Argyria is a grey blue discoloration of the skin caused by the accumulation of silver particles in the skin.

The last time I had used medicinal silver was on my obstetrics rotation in 1988. We put silver nitrate drops in the eyes of all the newborns to prevent gonorrhea and chlamydia eye infections. It worked well, but we now have less toxic antibiotics we preferentially use.

The use of silver in medicine and public health dates back at least to the time of Hippocrates. Silver is a potent antiseptic and has been and continues to be used for water purification, topical wound care and impregnated in catheters and tubes to prevent infections. But ingesting it orally, as my patient was, has no accepted medical indication or use.

Because I hadn’t used medicinal silver in so long I looked it up on the internet to see what I could find out. I was surprised to find a robust offering of silver-containing dietary supplements from many companies. Amazon has twenty pages of colloidal silver solutions including formulations for your pets.
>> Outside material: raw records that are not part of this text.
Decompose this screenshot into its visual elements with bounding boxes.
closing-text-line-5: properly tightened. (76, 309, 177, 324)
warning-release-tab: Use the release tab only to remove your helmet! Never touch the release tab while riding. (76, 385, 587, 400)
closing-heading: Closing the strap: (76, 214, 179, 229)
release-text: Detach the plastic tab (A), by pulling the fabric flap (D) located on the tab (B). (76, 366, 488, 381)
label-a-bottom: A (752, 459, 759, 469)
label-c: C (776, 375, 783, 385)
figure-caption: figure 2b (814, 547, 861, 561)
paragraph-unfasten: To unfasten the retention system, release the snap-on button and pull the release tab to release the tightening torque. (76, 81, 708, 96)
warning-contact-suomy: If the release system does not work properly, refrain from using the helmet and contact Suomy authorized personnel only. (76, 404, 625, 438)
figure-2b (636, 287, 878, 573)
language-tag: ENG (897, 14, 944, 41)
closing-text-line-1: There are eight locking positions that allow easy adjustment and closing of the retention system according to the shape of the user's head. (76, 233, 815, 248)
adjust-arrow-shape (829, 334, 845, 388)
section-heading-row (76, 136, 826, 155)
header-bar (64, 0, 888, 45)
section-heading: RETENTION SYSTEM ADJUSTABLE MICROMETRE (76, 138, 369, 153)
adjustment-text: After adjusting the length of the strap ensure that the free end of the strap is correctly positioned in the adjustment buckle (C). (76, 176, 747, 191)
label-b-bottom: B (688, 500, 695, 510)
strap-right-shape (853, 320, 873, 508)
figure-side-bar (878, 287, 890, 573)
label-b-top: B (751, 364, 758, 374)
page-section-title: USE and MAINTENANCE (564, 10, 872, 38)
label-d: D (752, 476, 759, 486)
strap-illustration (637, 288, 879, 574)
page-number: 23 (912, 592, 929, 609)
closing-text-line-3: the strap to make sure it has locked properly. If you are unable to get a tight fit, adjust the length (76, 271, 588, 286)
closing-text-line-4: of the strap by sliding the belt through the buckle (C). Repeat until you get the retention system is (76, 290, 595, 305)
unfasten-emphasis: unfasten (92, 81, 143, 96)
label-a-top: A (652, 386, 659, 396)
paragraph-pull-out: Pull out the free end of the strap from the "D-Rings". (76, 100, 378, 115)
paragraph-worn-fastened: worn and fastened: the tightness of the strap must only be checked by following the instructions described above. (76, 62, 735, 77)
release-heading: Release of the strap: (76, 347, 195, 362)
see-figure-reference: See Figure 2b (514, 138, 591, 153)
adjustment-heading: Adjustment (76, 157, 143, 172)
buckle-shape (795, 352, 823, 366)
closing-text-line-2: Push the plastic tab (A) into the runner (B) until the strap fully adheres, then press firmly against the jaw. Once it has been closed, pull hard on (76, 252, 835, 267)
But what does it do?

According to the internet, colloidal silver is effective in treating over 650 infectious diseases, has no adverse side effects, and is effective against arthritis, blood poisoning, cancer, cholera, diphtheria, diabetes, dysentery, gonorrhea, herpes, influenza, leprosy, lupus, HIV/AIDS, malaria, meningitis, rheumatism, shingles, staph infections, strep infections, syphilis, tuberculosis, whooping cough, and yeast infections.
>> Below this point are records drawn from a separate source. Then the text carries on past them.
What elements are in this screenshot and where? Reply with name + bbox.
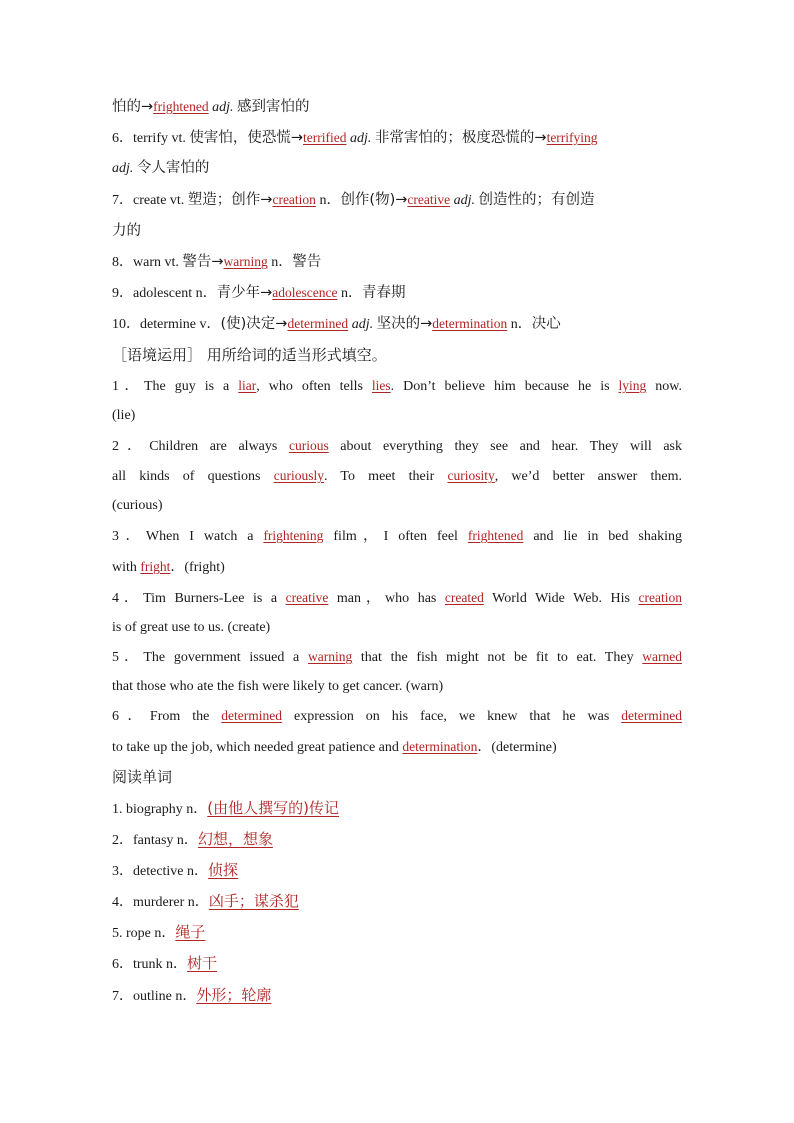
vocab-line-6: 6．terrify vt. 使害怕，使恐慌→terrified adj. 非常害怕的；极度恐慌的→terrifying [112, 130, 598, 146]
answer-blank: terrified [303, 130, 347, 145]
answer-blank: liar [238, 378, 257, 393]
answer-blank: creative [407, 192, 451, 207]
answer-blank: fright [140, 559, 171, 574]
answer-blank: frightening [263, 528, 324, 543]
vocab-line-10: 10．determine v．(使)决定→determined adj. 坚决的→determination n．决心 [112, 316, 561, 332]
reading-word-2: 2．fantasy n．幻想，想象 [112, 830, 273, 848]
vocab-line-7: 7．create vt. 塑造；创作→creation n．创作(物)→creative adj. 创造性的；有创造 [112, 192, 595, 208]
exercise-2-hint: (curious) [112, 498, 163, 513]
exercise-2-cont: all kinds of questions curiously. To meet their curiosity, we’d better answer them. [112, 468, 683, 484]
exercise-4: 4．Tim Burners-Lee is a creative man，who has created World Wide Web. His creation [112, 590, 682, 606]
answer-blank: determination [432, 316, 508, 331]
answer-blank: lying [618, 378, 647, 393]
answer-blank: 幻想，想象 [197, 830, 273, 848]
answer-blank: 侦探 [208, 861, 239, 879]
exercise-5-cont: that those who ate the fish were likely to get cancer. (warn) [112, 679, 444, 694]
answer-blank: warning [307, 649, 353, 664]
answer-blank: 外形；轮廓 [196, 986, 272, 1004]
answer-blank: warned [642, 649, 682, 664]
vocab-line-6-cont: adj. 令人害怕的 [112, 160, 210, 176]
answer-blank: determined [621, 708, 682, 723]
answer-blank: warning [223, 254, 268, 269]
reading-word-3: 3．detective n．侦探 [112, 861, 239, 879]
answer-blank: determined [287, 316, 349, 331]
answer-blank: created [444, 590, 484, 605]
exercise-2: 2．Children are always curious about everything they see and hear. They will ask [112, 438, 683, 454]
exercise-6-cont: to take up the job, which needed great patience and determination．(determine) [112, 739, 557, 755]
exercise-5: 5．The government issued a warning that the fish might not be fit to eat. They warned [112, 649, 682, 665]
vocab-line-5-cont: 怕的→frightened adj. 感到害怕的 [112, 99, 310, 115]
reading-word-4: 4．murderer n．凶手；谋杀犯 [112, 892, 299, 910]
reading-heading: 阅读单词 [112, 768, 173, 786]
answer-blank: curiosity [447, 468, 495, 483]
answer-blank: curiously [273, 468, 324, 483]
answer-blank: frightened [467, 528, 524, 543]
answer-blank: lies [371, 378, 391, 393]
vocab-line-9: 9．adolescent n．青少年→adolescence n．青春期 [112, 285, 406, 301]
reading-word-6: 6．trunk n．树干 [112, 954, 218, 972]
answer-blank: determined [221, 708, 283, 723]
answer-blank: 绳子 [175, 923, 206, 941]
exercise-4-cont: is of great use to us. (create) [112, 620, 271, 635]
answer-blank: creation [638, 590, 682, 605]
reading-word-1: 1. biography n．(由他人撰写的)传记 [112, 799, 339, 817]
reading-word-5: 5. rope n．绳子 [112, 923, 206, 941]
exercise-1-hint: (lie) [112, 408, 136, 423]
reading-word-7: 7．outline n．外形；轮廓 [112, 986, 272, 1004]
answer-blank: curious [288, 438, 329, 453]
answer-blank: 树干 [187, 954, 218, 972]
vocab-line-8: 8．warn vt. 警告→warning n．警告 [112, 254, 322, 270]
vocab-line-7-cont: 力的 [112, 223, 141, 239]
answer-blank: 凶手；谋杀犯 [208, 892, 299, 910]
answer-blank: terrifying [546, 130, 598, 145]
answer-blank: frightened [153, 99, 209, 114]
answer-blank: creation [272, 192, 316, 207]
context-heading: ［语境运用］ 用所给词的适当形式填空。 [112, 346, 387, 364]
answer-blank: adolescence [272, 285, 338, 300]
exercise-3: 3．When I watch a frightening film，I often feel frightened and lie in bed shaking [112, 528, 682, 544]
exercise-1: 1．The guy is a liar, who often tells lies. Don’t believe him because he is lying now. [112, 378, 682, 394]
answer-blank: creative [285, 590, 329, 605]
exercise-3-cont: with fright．(fright) [112, 559, 225, 575]
answer-blank: (由他人撰写的)传记 [207, 799, 339, 817]
exercise-6: 6．From the determined expression on his face, we knew that he was determined [112, 708, 682, 724]
answer-blank: determination [402, 739, 478, 754]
The FDA disagrees. It is illegal to market these formulations to treat any disease or condition. There is not a single study that supports any benefit of colloidal silver to treat any medical condition and substantial evidence of harm. But silver can be sold as an over-the-counter dietary supplement as long as no claims like the above are made. 

The popularity of colloidal silver seems to have mirrored the rise of the internet. Interest began in the early 1990s and is now trending all over the web. Tens of thousands of people have embraced this quackery and ingest harmful amounts of silver every day. I had no idea.

Silver has no known function in the human body and is not a nutrient, essential vitamin or co-factor. It can only hurt you. It does not just accumulate in skin and sclera; it infiltrates most bodily tissues including nerves, kidneys and hearts. In fact my patient’s initially low heart rate eventually slowed down so much that he required the surgical insertion of a permanent cardiac pacemaker. 

And his argyria, the blue skin discoloration, is irreversible. Apparently it’s one of the few things colloidal silver can’t cure.